Though it might be jarring to see shops putting up their decorations in October, if there was ever a Christmas to get your shopping done early, it might be this one.
Supply chains around the world are struggling to deal with the COVID-19 threat, says economist Cameron Bagrie - particularly in Europe, where the virus is running amok.
"Europe supplies about $20 billion worth of imports into New Zealand," he told The AM Show on Tuesday.
"The longer that supply chain is disrupted up in Europe as COVID rears its ugly head, the more we're going to find problems bringing this stuff into the country."

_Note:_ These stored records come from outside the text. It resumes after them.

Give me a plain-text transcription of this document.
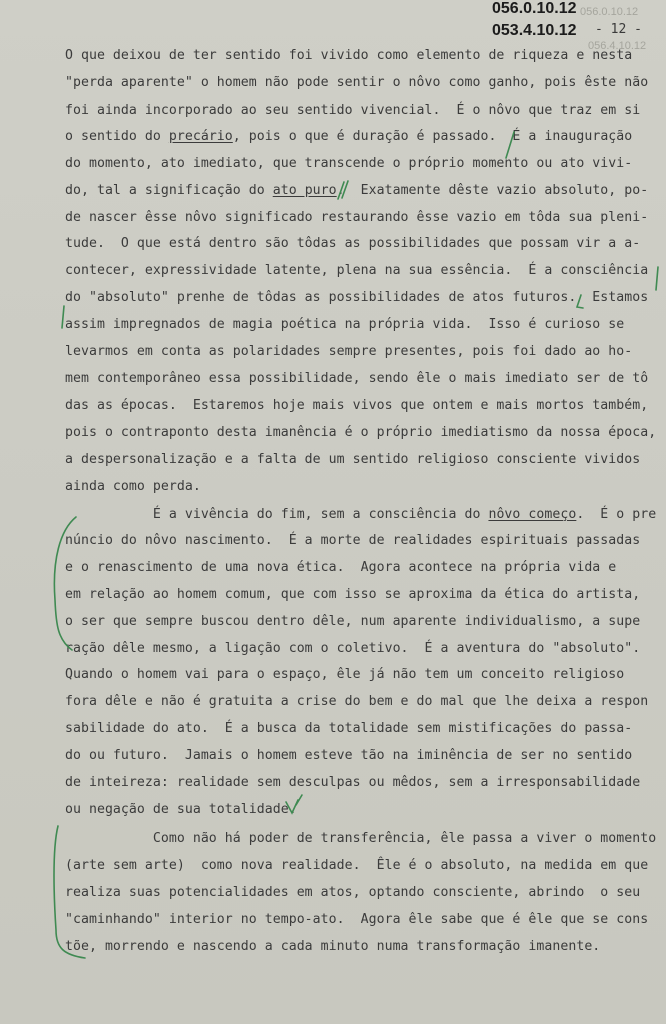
056.0.10.12
053.4.10.12
056.0.10.12
056.4.10.12
- 12 -
O que deixou de ter sentido foi vivido como elemento de riqueza e nesta
"perda aparente" o homem não pode sentir o nôvo como ganho, pois êste não
foi ainda incorporado ao seu sentido vivencial.  É o nôvo que traz em si
o sentido do precário, pois o que é duração é passado.  É a inauguração
do momento, ato imediato, que transcende o próprio momento ou ato vivi-
do, tal a significação do ato puro.  Exatamente dêste vazio absoluto, po-
de nascer êsse nôvo significado restaurando êsse vazio em tôda sua pleni-
tude.  O que está dentro são tôdas as possibilidades que possam vir a a-
contecer, expressividade latente, plena na sua essência.  É a consciência
do "absoluto" prenhe de tôdas as possibilidades de atos futuros.  Estamos
assim impregnados de magia poética na própria vida.  Isso é curioso se
levarmos em conta as polaridades sempre presentes, pois foi dado ao ho-
mem contemporâneo essa possibilidade, sendo êle o mais imediato ser de tô
das as épocas.  Estaremos hoje mais vivos que ontem e mais mortos também,
pois o contraponto desta imanência é o próprio imediatismo da nossa época,
a despersonalização e a falta de um sentido religioso consciente vividos
ainda como perda.
É a vivência do fim, sem a consciência do nôvo começo.  É o pre
núncio do nôvo nascimento.  É a morte de realidades espirituais passadas
e o renascimento de uma nova ética.  Agora acontece na própria vida e
em relação ao homem comum, que com isso se aproxima da ética do artista,
o ser que sempre buscou dentro dêle, num aparente individualismo, a supe
ração dêle mesmo, a ligação com o coletivo.  É a aventura do "absoluto".
Quando o homem vai para o espaço, êle já não tem um conceito religioso
fora dêle e não é gratuita a crise do bem e do mal que lhe deixa a respon
sabilidade do ato.  É a busca da totalidade sem mistificações do passa-
do ou futuro.  Jamais o homem esteve tão na iminência de ser no sentido
de inteireza: realidade sem desculpas ou mêdos, sem a irresponsabilidade
ou negação de sua totalidade.
Como não há poder de transferência, êle passa a viver o momento
(arte sem arte)  como nova realidade.  Êle é o absoluto, na medida em que
realiza suas potencialidades em atos, optando consciente, abrindo  o seu
"caminhando" interior no tempo-ato.  Agora êle sabe que é êle que se cons
tõe, morrendo e nascendo a cada minuto numa transformação imanente.
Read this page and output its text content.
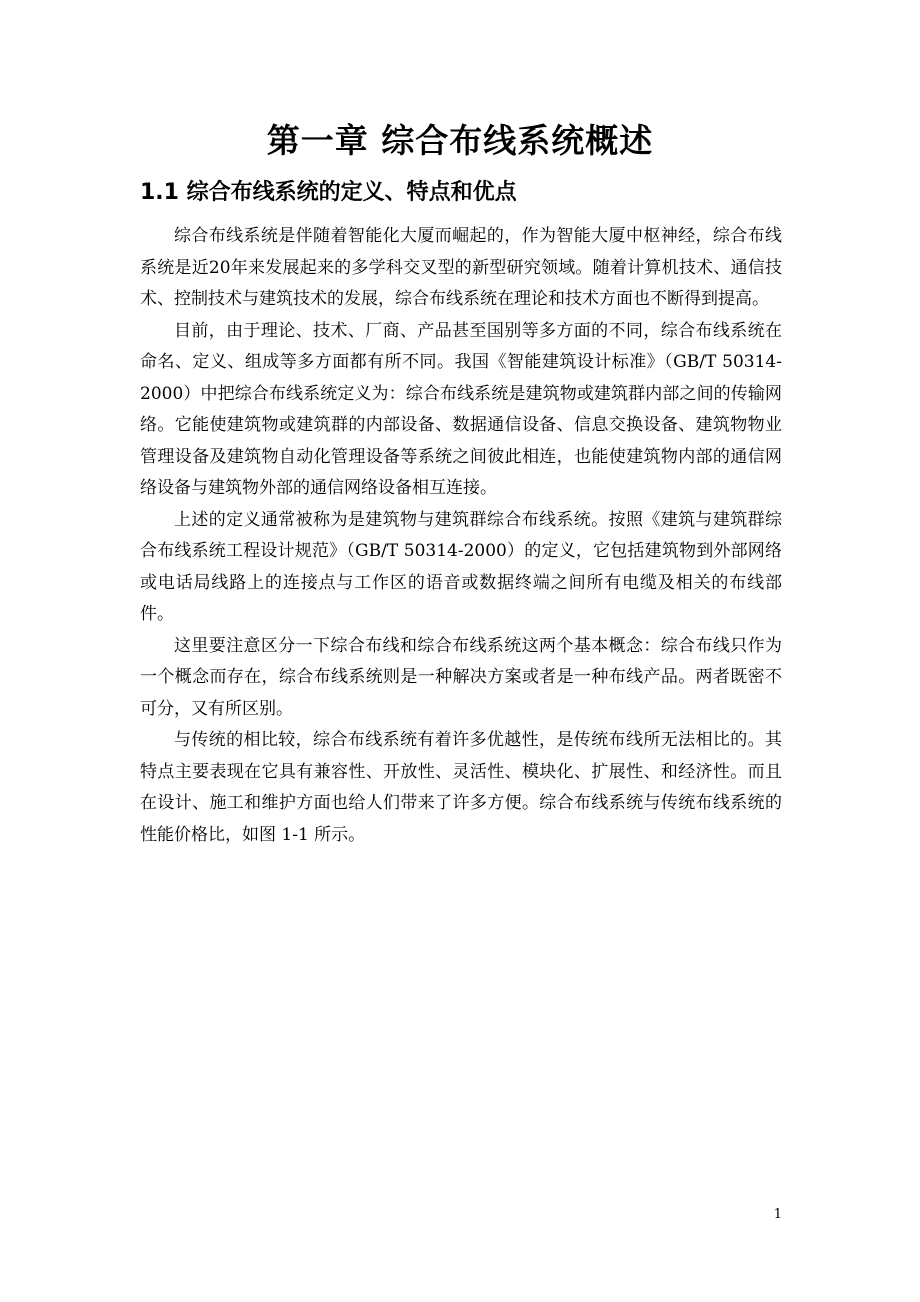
第一章 综合布线系统概述
1.1 综合布线系统的定义、特点和优点

综合布线系统是伴随着智能化大厦而崛起的，作为智能大厦中枢神经，综合布线系统是近20年来发展起来的多学科交叉型的新型研究领域。随着计算机技术、通信技术、控制技术与建筑技术的发展，综合布线系统在理论和技术方面也不断得到提高。

目前，由于理论、技术、厂商、产品甚至国别等多方面的不同，综合布线系统在命名、定义、组成等多方面都有所不同。我国《智能建筑设计标准》（GB/T 50314-2000）中把综合布线系统定义为：综合布线系统是建筑物或建筑群内部之间的传输网络。它能使建筑物或建筑群的内部设备、数据通信设备、信息交换设备、建筑物物业管理设备及建筑物自动化管理设备等系统之间彼此相连，也能使建筑物内部的通信网络设备与建筑物外部的通信网络设备相互连接。

上述的定义通常被称为是建筑物与建筑群综合布线系统。按照《建筑与建筑群综合布线系统工程设计规范》（GB/T 50314-2000）的定义，它包括建筑物到外部网络或电话局线路上的连接点与工作区的语音或数据终端之间所有电缆及相关的布线部件。

这里要注意区分一下综合布线和综合布线系统这两个基本概念：综合布线只作为一个概念而存在，综合布线系统则是一种解决方案或者是一种布线产品。两者既密不可分，又有所区别。

与传统的相比较，综合布线系统有着许多优越性，是传统布线所无法相比的。其特点主要表现在它具有兼容性、开放性、灵活性、模块化、扩展性、和经济性。而且在设计、施工和维护方面也给人们带来了许多方便。综合布线系统与传统布线系统的性能价格比，如图 1-1 所示。

1
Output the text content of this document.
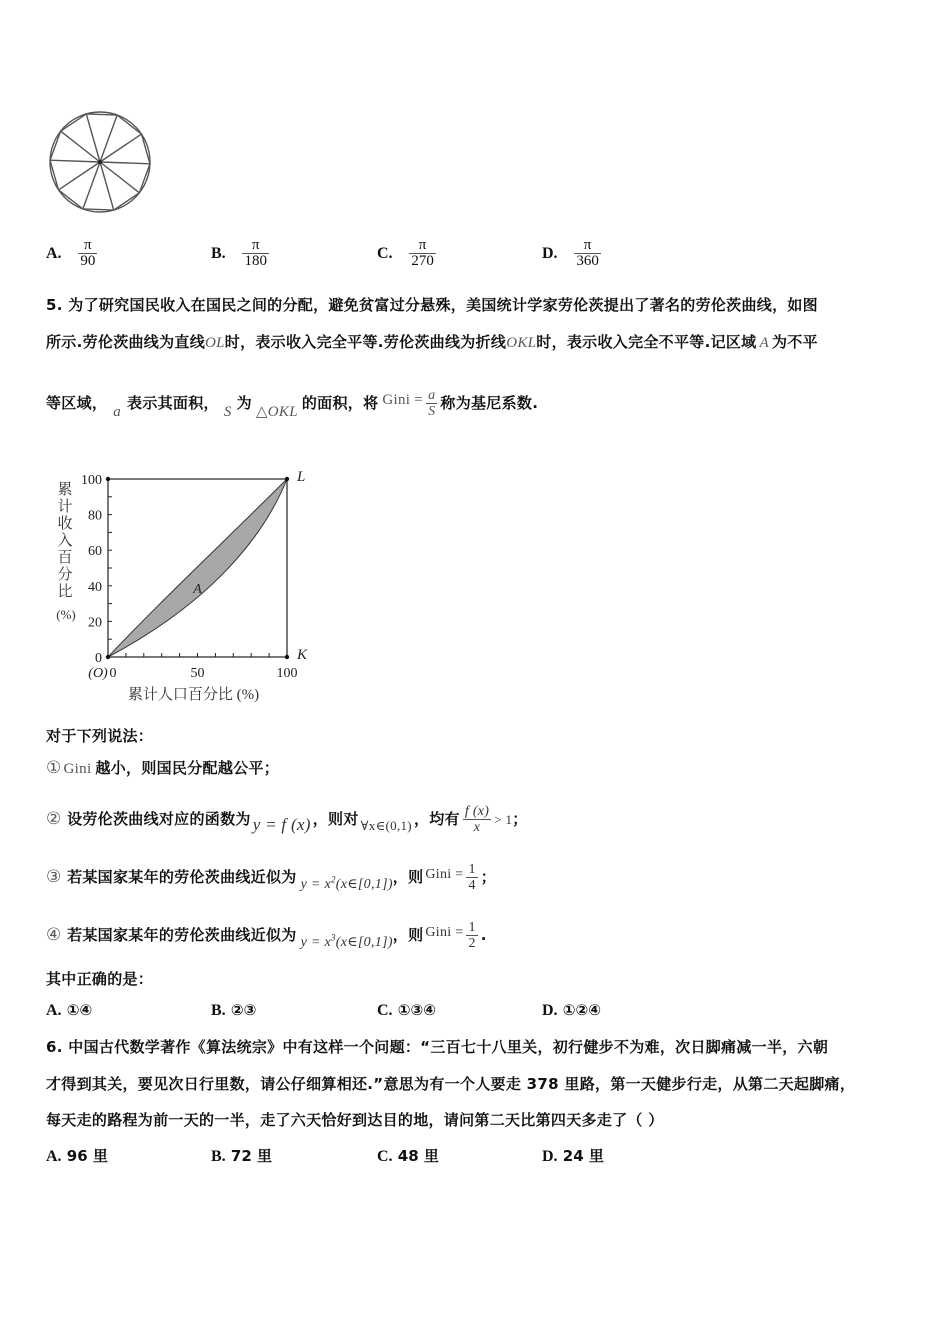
A. $\frac{\pi}{90}$	B. $\frac{\pi}{180}$	C. $\frac{\pi}{270}$	D. $\frac{\pi}{360}$
5. 为了研究国民收入在国民之间的分配，避免贫富过分悬殊，美国统计学家劳伦茨提出了著名的劳伦茨曲线，如图
所示.劳伦茨曲线为直线OL时，表示收入完全平等.劳伦茨曲线为折线OKL时，表示收入完全不平等.记区域 A 为不平
等区域， a 表示其面积， S 为 △OKL 的面积，将 Gini = $\frac{a}{S}$ 称为基尼系数.
0
20
40
60
80
100
0	50	100
(O)
L
K
A
累
计
收
入
百
分
比
(%)
累计人口百分比 (%)
对于下列说法：
① Gini 越小，则国民分配越公平；
② 设劳伦茨曲线对应的函数为 y = f (x) ，则对 ∀x∈(0,1) ，均有 $\frac{f (x)}{x} > 1$；
③ 若某国家某年的劳伦茨曲线近似为 $y = x^2(x\in[0,1])$，则 Gini = $\frac{1}{4}$ ；
④ 若某国家某年的劳伦茨曲线近似为 $y = x^3(x\in[0,1])$，则 Gini = $\frac{1}{2}$ .
其中正确的是：
A. ①④	B. ②③	C. ①③④	D. ①②④
6. 中国古代数学著作《算法统宗》中有这样一个问题：“三百七十八里关，初行健步不为难，次日脚痛减一半，六朝
才得到其关，要见次日行里数，请公仔细算相还.”意思为有一个人要走 378 里路，第一天健步行走，从第二天起脚痛，
每天走的路程为前一天的一半，走了六天恰好到达目的地，请问第二天比第四天多走了（ ）
A. 96 里	B. 72 里	C. 48 里	D. 24 里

Russia, France and Spain all recently surpassed 1 million confirmed cases each, with the UK not far behind. New Zealand's recent community outbreak originated at a port, but was thankfully caught early, preventing another raising of the alert level.
While exports from New Zealand have held up, Bagrie said imports are down about $7 billion. Partly that's due to reduced demand, with the economy here and globally going through the biggest shock in nearly a century, but supply chain issues are holding up stock from countries like the UK, Italy and France.
Bagrie said he tried to talk down the price of a jetski at the weekend, without luck.
"I hoped I'd be able to go in there and chip a little bit and get a discount - there was no chipping, there was no discounting because they didn't have the product. The products that are there, they're going to expect full margin."
Normally when demand is low, prices come down - but when supply is also low, prices remain where they are - and retailers are less willing to compromise on price, since they can't make up for the reduced margin in sales volume.
"Ironically at the moment in New Zealand we're seeing this two-tiered pricing pressure," said Bagrie.
"Normally when you're going through a demand rut where people are not spending as much as they are normally, well people discount to shift the product. We're certainly seeing that in some parts of the economy - tourism has re-priced for the New Zealand market - but in some sectors because supply is a major issue, well if you want the goods, you're going to pony up."
With further lockdowns and disruption likely over the northern hemisphere winter, Bagrie says it might pay to get your shopping done sooner, rather than later.